Paham reformis (kaum Mudo) sudah menyebar ke seluruh Nusantara tak terkecuali di Palembang. Berbagai cara sudah dilakulah oleh ulama sepuh Palembang (kaum Tuo) untuk membendung pergerakan ini. Usaha-usaha sudah dilakukan mulai dari mediasi sampai debat terbuka namun tidak membuahkan hasil malah pertikaian kian marak.
Fenomena ini didokumentasikan oleh Jeroen Peetres dalam bukunya Kaum Tuo-Kaum Mudo (Perubahan Religius di Palembang 1821-1924). Menurutnya, ketegangan terjadi di Palembang pada 1928 yang mana para ulama sepuh terutama dari kalangan Alawiyin dengan tegas melawan rezim Saudi yang menduduki Tanah Hijaz. Rezim Saudi dikenal gemar berkampanye anti-tarekat.

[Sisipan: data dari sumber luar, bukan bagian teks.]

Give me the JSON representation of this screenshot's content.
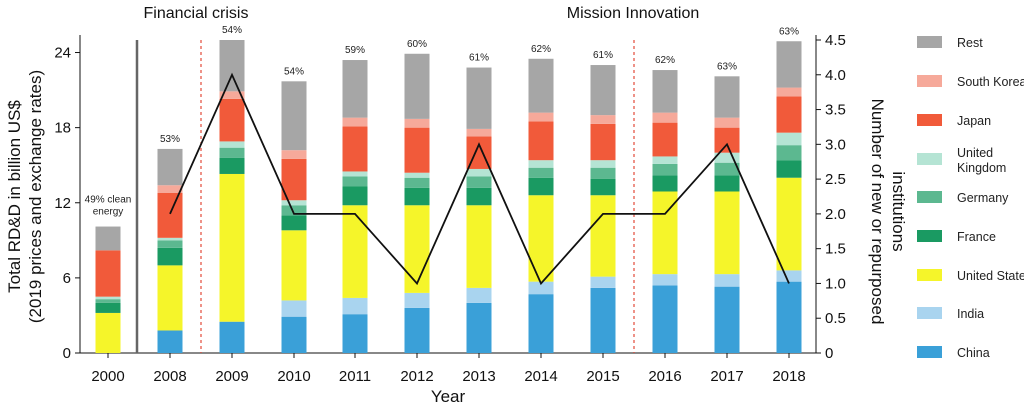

Di Makkah, Zawiyah Sammaniyah disita oleh penguasa Saudi dan puluhan mursyid Sammaniyah terpaksa pulang ke Palembang. Pada 1930 diadakan musyawarah mufakat antara kaum Tuo dan kaum Mudo dengan membentuk organisasi MPII (Majlis Pertimbangan Agama Islam) yang beranggotakan kedua belah pihak. Namun bukannya menyelesaikan masalah justru perdebatan makin runyam. Adapun trending topic yang diperdebatkan seputar doa talqin.
Saat itu, ada ulama yang paling sepuh dan sangat alim dia Adalah Syekh Abdullah Azhari (w. 1938) lahir di Kampung Pedatuan 12 Ulu Palembang sehingga lebih dikenal sebagai ‘Ki Pedatuan’. Ia mendengar kabar bahwa sahabatnya di Jawa yakni Hadratus Syaikh Hasyim Asy’ari mendirikan pergerakan untuk membentengi paham reformis yang dikenal dengan nama Nahdlatul Ulama (NU).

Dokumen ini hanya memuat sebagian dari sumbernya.